One possible alternative, Katz suggests, is a system used in some parts of Canada — “development charges.” These differ from proffers and impact fees in important ways. First, the charges cover full life-cycle costs. Second, the charges are determined with the benefit of intense input from a wide range of stakeholders. Third, they apply to everyone across the board; no one gets a sweetheart deal. Fourth, the charges are structured with the recognition that some locations require more infrastructure investment than others. In-fill development in a district already served by roads, water/sewer and public safety services, for example, would engender smaller charges in a district where the infrastructure had to be built from scratch.
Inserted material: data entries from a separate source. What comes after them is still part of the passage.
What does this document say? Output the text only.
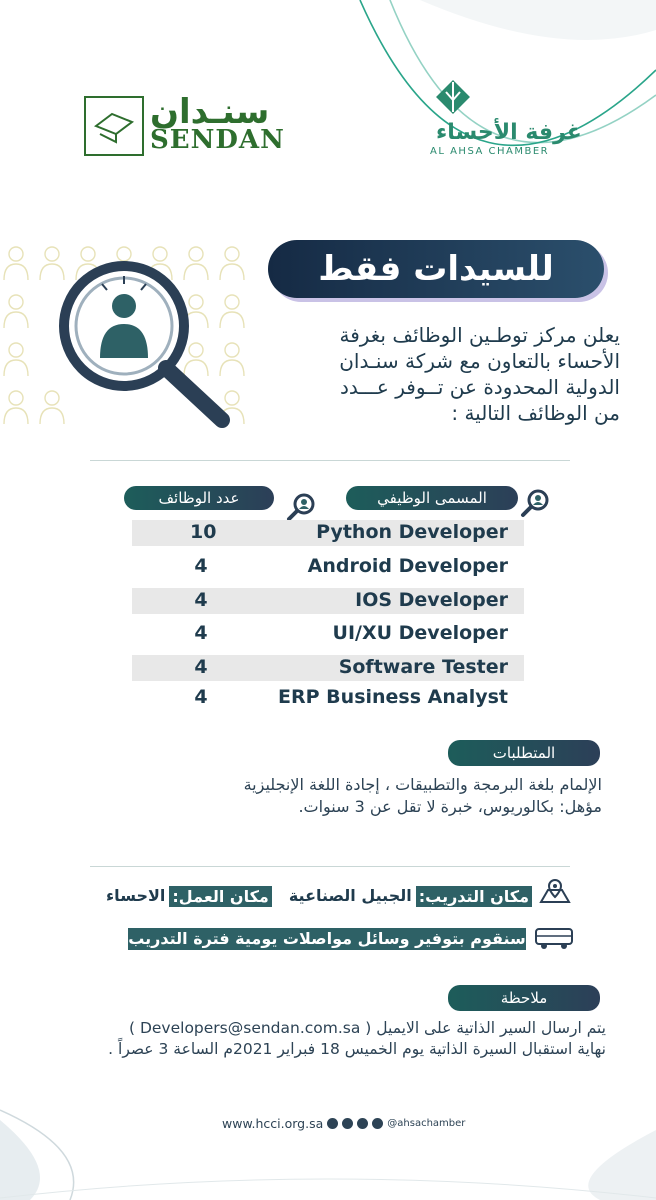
سنـدان
SENDAN	غرفة الأحساء
AL AHSA CHAMBER
للسيدات فقط
يعلن مركز توطـين الوظائف بغرفة
الأحساء بالتعاون مع شركة سنـدان
الدولية المحدودة عن تــوفر عـــدد
من الوظائف التالية :
المسمى الوظيفي
عدد الوظائف
Python Developer
10
Android Developer
4
IOS Developer
4
UI/XU Developer
4
Software Tester
4
ERP Business Analyst
4
المتطلبات
الإلمام بلغة البرمجة والتطبيقات ، إجادة اللغة الإنجليزية
مؤهل: بكالوريوس، خبرة لا تقل عن 3 سنوات.
مكان التدريب:
الجبيل الصناعية
مكان العمل:
الاحساء
سنقوم بتوفير وسائل مواصلات يومية فترة التدريب
ملاحظة
يتم ارسال السير الذاتية على الايميل ( Developers@sendan.com.sa )
نهاية استقبال السيرة الذاتية يوم الخميس 18 فبراير 2021م الساعة 3 عصراً .
www.hcci.org.sa	@ahsachamber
On the other hand, Katz is also partial to the idea of simply paying for infrastructure with ordinary property tax revenues. The key is to approve only projects that fiscal analysis shows in advance will collect enough taxes to cover the life cycle costs and build up enough reserves to pay for new infrastructure when it’s required in 30 years or so down the road. As a practical matter, that means approving only projects with a small infrastructure imprint — with greater density.

I lean toward the old-fashioned property-tax approach for another reason. Local governments can either create economic value with well-chosen transportation investments or destroy value with ill-designed projects. The ability to soak developers for proffers and impact fees saves them the trouble of thinking very hard about whether they are creating value or destroying it, expanding the tax base or diminishing it.

Note: I have modified this post to better reflect Peter Katz’ thinking.